Bobby “Blue” Bland (1930 – 2013)
Samengesteld door Hans Ros
Bobby “Blue” Bland, geboren Robert Calvin Brooks was een Amerikaanse blueszanger met veel soul in zijn sound. Bland werd geboren als Robert Calvin Brooks in het stadje Rosemark in Tennessee, Verenigde Staten. Zijn vader, I.J. Brooks, verlaat het gezin niet lang nadat Robert is geboren. Als zijn moeder hertrouwt neemt de tiener Robert de achternaam van zijn stiefvader, Leroy Bland, aan. Bland gaat niet lang naar school, maar helpt zijn moeder met het plukken van katoen. Op zijn twaalfde treedt hij op voor de plaatselijke winkel waar hij muziek maakt met mondharp en op gitaar, gemaakt van een perzikenblik.

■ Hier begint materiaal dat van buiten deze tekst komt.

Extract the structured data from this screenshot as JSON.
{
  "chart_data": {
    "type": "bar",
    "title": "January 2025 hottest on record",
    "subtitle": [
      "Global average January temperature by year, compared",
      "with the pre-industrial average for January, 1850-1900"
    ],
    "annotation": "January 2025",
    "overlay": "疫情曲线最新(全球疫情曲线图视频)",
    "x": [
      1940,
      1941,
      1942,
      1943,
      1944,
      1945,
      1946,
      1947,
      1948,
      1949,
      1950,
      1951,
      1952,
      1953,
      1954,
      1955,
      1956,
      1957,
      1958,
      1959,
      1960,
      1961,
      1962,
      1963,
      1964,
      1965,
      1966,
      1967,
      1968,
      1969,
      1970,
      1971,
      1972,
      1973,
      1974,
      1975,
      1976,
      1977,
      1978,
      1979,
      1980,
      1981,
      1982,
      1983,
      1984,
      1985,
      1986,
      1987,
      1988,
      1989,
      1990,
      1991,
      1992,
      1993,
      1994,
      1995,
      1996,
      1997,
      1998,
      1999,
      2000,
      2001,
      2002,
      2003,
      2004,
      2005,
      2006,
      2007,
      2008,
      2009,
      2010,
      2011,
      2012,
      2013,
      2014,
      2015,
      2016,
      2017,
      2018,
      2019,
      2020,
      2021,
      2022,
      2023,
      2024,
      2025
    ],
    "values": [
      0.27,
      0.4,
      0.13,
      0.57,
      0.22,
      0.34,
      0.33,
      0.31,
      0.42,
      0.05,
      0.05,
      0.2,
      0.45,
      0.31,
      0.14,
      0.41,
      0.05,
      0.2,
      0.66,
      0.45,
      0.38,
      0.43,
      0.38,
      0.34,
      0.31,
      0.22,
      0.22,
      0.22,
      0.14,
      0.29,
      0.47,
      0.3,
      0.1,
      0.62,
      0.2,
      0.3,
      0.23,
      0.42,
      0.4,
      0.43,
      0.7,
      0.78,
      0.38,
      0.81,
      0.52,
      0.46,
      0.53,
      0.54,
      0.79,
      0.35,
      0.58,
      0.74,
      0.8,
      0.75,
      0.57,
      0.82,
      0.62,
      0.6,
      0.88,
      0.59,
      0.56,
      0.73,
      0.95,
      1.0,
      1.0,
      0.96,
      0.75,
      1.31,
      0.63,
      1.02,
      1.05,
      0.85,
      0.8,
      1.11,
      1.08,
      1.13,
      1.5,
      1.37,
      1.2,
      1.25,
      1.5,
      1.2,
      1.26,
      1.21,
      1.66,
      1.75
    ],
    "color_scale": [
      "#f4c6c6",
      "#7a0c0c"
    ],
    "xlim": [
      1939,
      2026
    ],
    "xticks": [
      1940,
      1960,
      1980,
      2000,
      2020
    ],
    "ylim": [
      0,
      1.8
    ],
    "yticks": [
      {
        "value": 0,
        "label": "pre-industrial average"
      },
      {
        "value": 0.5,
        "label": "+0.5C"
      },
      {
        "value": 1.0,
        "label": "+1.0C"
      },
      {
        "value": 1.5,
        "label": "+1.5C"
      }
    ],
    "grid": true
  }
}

In 1947 verhuist het gezin naar Memphis, Tennessee. Op Beale Street ontmoet hij andere artiesten in de dop, onder wie B.B. King, Rosco Gordon, Junior Parker en Johnny Ace. Bland gaat het leger in en als Bland in 1954 terugkeert naar Memphis ziet hij dat enkele van zijn vroegere muziekvrienden, onder wie Johnny Ace, succes genieten. Bland sluit zich aan bij Ace en keert terug bij Duke Records. In 1956 begint Bland met Junior Parker te toeren door het “chitlin’ circuit” (plekken waar het voor zwarte Amerikaanse artiesten veilig was om op te treden in gesegregeerd Amerika) onder de naam Blues Consolidated. Aanvankelijk is Bland ook Parker’s chauffeur en assistent, een rol die hij ook voor B.B. King en Rosco Gordon heeft vervuld.
Bland’s eerste succes in de VS komt in 1957 met een nummer 1-notering voor “Farther Up The Road” op de R&B-lijst gevolgd door vele andere R&B-noteringen, waaronder “I’ll Take Care Of You”, het vaak gecoverde “Turn On Your Love Light”, “Cry, Cry, Cry” en de nummer-1-hit “I Pity The Fool” uit 1961. Blands laatste nummer-1-notering in de R&B-lijst was voor “That’s the Way Love Is” uit 1963. Ook al is de blues in de jaren zestig erg populair onder wit rockpubliek, Bland weet hier niet van te profiteren. Deels omdat zijn muziek te smooth is voor tieners die gitaarsolo’s willen en deels omdat Robey zoveel te zeggen had. Als de twee ruzie krijgen in 1968, raakt Bland zijn band kwijt. Bobby moet voor 2 maanden naar de gevangenis omdat hij geen alimentatie betaalt, kampt met alcoholisme en raakt in een depressie.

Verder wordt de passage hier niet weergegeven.